After all, if there were a law forbidding a surcharge for service to people not wearing shirts and shoes, the law would not be a law regulating prices so much as a law regulating what attire a business could demand.
I understand what you are saying, but that seems like such an odd hill to die on for “free speech” and if applied generally would be fairly revolutionary and not in line with the thousands of other ways that a business’ “speech” is regulated. Consumer protection laws of all sort tell businesses how they can advertise, what they can say in advertising, and even forbidden words in advertising because it tends to mislead the public.
For example, warning labels on cigarettes. The government isn’t demanding that cigarettes be made safe or safer, it is merely demanding that the company communicate (speech) that the cigarettes are unsafe. Or the prohibition on the long used term “Lights” to describe certain brands. The company is compelled not to use terms which may confuse the public. Or to post calorie content on the menu. The government isn’t demanding fewer calories, but requiring the compelled speech to communicate calories.
Further, when a government enacts a regulatory regime, like mandatory masks, or no smoking in the building, or age restrictions on products, it frequently requires compliance with government approved signage.
I don’t see how this is any different. The state of NY has realized that most people do not carry cash or very little, and make purchases with cards.
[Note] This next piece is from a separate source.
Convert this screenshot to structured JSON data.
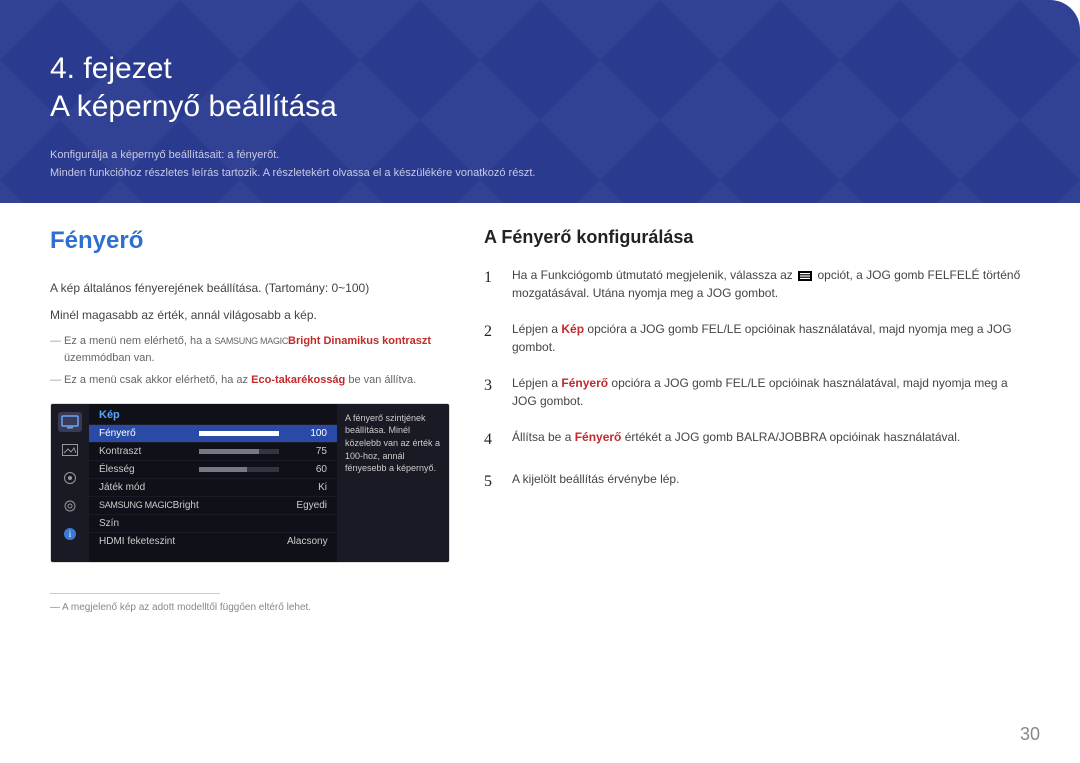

If I see a sign that says $10 and then they say, “Oh, but there is a surcharge for a card” then they have mislead me as that is, in today’s world, the common method of consumer transactions. If the sign says $10.30 but they pleasantly surprise me by saying that it is only $10 if I have cash, then that is just a benefit to the consumer. I went in ready to pay $10.30 and they didn’t upcharge me.
That seems like an extremely modest regulation to protect consumers.